The Council on Foreign Relations recently published an often-interesting and fairly-ho-hum interview with Yang Guang, director of the Institute of West Asian and African Studies of the Chinese Academy of Social Sciences.
Before we get to ho-hum, which admittedly is a little harsh of me, the interview did net a few interesting facts.
- Guang called China a “relative latecomer” to investing in Africa. The country did not begin spending on the continent until the late 1980s, but by the end of 2006 the investments totaled $11.7 billion, which he claims in terms of all countries investing in Africa “is not a big number.”;
- Chinese firms producing labor-intensive goods cannot be made cheaply enough for its domestic market, which is why many looked to manufacture those products in Africa;
- China counts about 800 different enterprises investing in Africa, 100 of those are state owned;
- Much of the push for African investment exists because much of the continent is now more open to investment;
- Chinese investment has created 70,000 jobs in Africa;
- He did not think African countries should look to China as a model of economic development because each country has its own national circumstances.
These tidbits aside, Guang danced around a lot of issues, including the question of oil-centric investing, the place of corporate responsibility in Chinese firms and the country’s arm sales to Sudan. Part of his evasion of these question may be due to the fact that I can’t see CFR asking American businessmen about corporate responsibility (and receiving an honest response), or pressing a U.S. government official on the scope and breadth of American arms sales to foreign countries.
Anyway, I found his answer regarding China’s relationship with the Sudanese government very illuminating.
There are different understandings about the issue of Sudan, but the Chinese understanding is for a country as poor as Sudan, the first priority is the basic needs of the people, and to see their living standards increase. Economic development is the top priority for this country. Therefore, if we want to help these people to resolve their problems, then we have to start by resolving their development problems.
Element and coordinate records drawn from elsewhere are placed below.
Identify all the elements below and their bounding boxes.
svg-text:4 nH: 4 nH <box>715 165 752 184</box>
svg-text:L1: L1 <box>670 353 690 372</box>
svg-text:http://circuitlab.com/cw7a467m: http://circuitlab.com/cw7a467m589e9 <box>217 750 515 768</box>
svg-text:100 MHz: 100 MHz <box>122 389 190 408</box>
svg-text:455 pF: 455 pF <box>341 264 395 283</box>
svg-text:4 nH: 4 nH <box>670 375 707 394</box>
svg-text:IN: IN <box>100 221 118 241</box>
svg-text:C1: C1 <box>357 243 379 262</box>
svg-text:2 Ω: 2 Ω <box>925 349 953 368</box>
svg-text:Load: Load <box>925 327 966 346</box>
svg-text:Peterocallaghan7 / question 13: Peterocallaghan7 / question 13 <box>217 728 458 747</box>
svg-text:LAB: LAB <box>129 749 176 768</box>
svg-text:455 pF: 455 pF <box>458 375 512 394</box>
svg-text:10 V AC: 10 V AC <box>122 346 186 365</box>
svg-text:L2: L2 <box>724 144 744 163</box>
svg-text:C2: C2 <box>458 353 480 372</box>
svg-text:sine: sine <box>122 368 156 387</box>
It has been true, in my view, that in practice the Chinese understanding is correct, because during the past few years this country went from a net oil importer to a net oil exporter. The fiscal budget has improved significantly, the economic growth rate is also rapid and, interestingly, the oil income has also contributed to the resolution of domestic conflicts. If you look at the CPA [Comprehensive Peace Agreement], you may find that one of the components is the distribution of oil income. It is distributed on the basis of 50-50, so in other words the black people in the south can also benefit from this and poor people can also benefit from this result of oil development.
Chinese companies are very proud of this contribution to the Sudanese people. The United States argues that this is not a good regime, with a dictatorship and things like that, but Chinese foreign policy is non interference in domestic affairs and actually it is very hard to see whether a regime is a dictatorship or not. You have to find a commonly acceptable standard, so if this kind of standard does not exist, you cannot impose a one-sided view onto the others.
I believe that, due to the different cultural backgrounds, due to the different levels of economic development, it would be hard to find a uniform model of political development for the African countries. The best way is probably to observe and respect the efforts of the African countries in exploring their own way of political development. Otherwise, if you try to impose a model on them, there is little chance to succeed.